Rasa éclata de rire. Cet homme lui plaisait. « Vous prenez le poisson dans la rivière ?
— Votre époux a eu l’idée de pêcher le long de la côte, un peu plus loin. » Il indiqua l’estuaire du cours d’eau qui se jetait dans les eaux placides de la mer de Récur.
— Et ça a mordu ?
— Pas vraiment. Nous avons attrapé quelques poissons, mais ils n’étaient pas fameux.
— Même ceux que vous n’avez pas transformés en votre parfum préféré ?
— Même ceux que nous avons préparés à l’étouffée. Il n’y a pas assez de vie terrestre, par ici ; c’est tout le problème. Le poisson affluerait au débouché de la rivière si elle déposait des sédiments plus riches en matériaux organiques.
— Vous êtes géologue ? demanda Rasa, un peu interloquée.
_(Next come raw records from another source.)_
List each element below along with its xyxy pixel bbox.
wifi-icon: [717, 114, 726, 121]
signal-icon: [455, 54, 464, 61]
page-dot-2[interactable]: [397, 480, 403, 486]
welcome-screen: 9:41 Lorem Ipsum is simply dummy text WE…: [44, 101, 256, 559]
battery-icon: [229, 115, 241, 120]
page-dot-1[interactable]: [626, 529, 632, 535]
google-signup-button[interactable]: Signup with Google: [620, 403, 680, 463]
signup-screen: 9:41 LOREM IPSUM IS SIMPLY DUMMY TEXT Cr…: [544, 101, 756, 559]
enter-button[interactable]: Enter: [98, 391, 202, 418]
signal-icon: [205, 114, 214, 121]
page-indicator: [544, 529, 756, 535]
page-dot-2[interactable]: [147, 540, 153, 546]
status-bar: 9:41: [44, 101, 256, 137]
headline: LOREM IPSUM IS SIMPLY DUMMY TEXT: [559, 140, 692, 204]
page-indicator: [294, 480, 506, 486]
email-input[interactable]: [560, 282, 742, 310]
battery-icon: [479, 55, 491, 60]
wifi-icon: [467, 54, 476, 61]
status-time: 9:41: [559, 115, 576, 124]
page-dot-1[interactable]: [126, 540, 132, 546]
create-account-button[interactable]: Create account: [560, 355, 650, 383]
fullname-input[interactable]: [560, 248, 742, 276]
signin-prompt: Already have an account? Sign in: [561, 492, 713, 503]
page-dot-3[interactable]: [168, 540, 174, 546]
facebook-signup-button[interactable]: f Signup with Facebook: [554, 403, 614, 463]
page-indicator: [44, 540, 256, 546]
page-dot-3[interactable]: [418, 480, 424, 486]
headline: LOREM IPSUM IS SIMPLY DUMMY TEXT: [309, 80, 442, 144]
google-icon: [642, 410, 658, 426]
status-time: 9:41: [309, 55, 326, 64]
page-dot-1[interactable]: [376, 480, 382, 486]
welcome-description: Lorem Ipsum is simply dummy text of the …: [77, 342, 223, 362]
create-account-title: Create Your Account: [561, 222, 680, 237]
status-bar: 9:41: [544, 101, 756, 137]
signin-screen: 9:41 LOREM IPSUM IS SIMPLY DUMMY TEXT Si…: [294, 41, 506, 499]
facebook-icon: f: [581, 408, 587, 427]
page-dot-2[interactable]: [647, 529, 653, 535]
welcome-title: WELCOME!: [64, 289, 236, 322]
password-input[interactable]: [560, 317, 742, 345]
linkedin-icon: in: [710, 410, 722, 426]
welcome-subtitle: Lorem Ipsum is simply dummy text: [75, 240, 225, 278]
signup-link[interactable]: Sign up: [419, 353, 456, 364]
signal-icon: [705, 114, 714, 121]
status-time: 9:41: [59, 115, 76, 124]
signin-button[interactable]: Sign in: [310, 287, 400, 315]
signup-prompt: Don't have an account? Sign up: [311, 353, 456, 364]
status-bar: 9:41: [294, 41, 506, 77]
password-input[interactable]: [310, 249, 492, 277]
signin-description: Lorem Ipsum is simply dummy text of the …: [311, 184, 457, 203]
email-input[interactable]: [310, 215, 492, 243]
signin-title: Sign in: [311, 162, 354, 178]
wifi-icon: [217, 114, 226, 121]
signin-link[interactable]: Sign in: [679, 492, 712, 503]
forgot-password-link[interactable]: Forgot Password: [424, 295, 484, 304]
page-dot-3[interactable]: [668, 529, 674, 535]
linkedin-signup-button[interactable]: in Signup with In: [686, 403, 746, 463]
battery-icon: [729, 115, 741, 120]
— Documentaliste, c’est-à-dire que je suis un peu touche-à-tout, j’imagine, répondit Zdorab. J’ai essayé de comprendre pourquoi il n’y a pas d’installation humaine permanente ici, et l’Index m’en a donné la raison, grâce à de vieilles cartes du temps où une grande civilisation régnait sur toute la région. Les cités se sont toujours développées au bord du fleuve qui passe juste de l’autre côté de cette chaîne de montagnes, là. » Il montra l’est du doigt. « Aujourd’hui encore, il reste quelques petites villes dans ce territoire. Et si elles laissent à l’abandon le secteur où nous sommes, c’est parce que les terres cultivables sont insuffisantes et que la rivière s’assèche tous les cinq ans. C’est une trop grande fréquence pour permettre de maintenir une population stable.
— Comment se débrouillent les babouins ?
— L’Index ne s’intéresse pas vraiment aux babouins.
— Oui, je suppose, dit Rasa. Ils devront sans doute se fabriquer un jour leur propre Surâme, vous ne croyez pas ?
— Probablement. » Il avait l’air un peu embarrassé. « Ce ne serait déjà pas mal s’ils se fabriquaient leurs propres latrines. »
Rasa leva un sourcil étonné.
« Il faut constamment veiller à ce qu’aucun d’eux n’aille se promener en amont de nous et ne souille notre eau potable.
— Mm, fit Rasa. Ça me rappelle que j’ai soif.
— Et faim aussi, je parie, dit Zdorab. Eh bien, servez-vous. Il y a de l’eau fraîche et du pain d’hier sous clé, dans la cuisine.
— Oui, mais s’ils sont sous clé…
— Pour les babouins. Pour vous, ça ne doit pas poser de problème. »
Dans la cuisine, Rasa vit qu’il avait raison. La « clé » n’était qu’un bout de fil de fer entortillé qui maintenait fermée la glacière à énergie solaire. Pourquoi donc insister sur le fait qu’elle était verrouillée ? Peut-être pour lui rappeler de la clore après usage, simplement.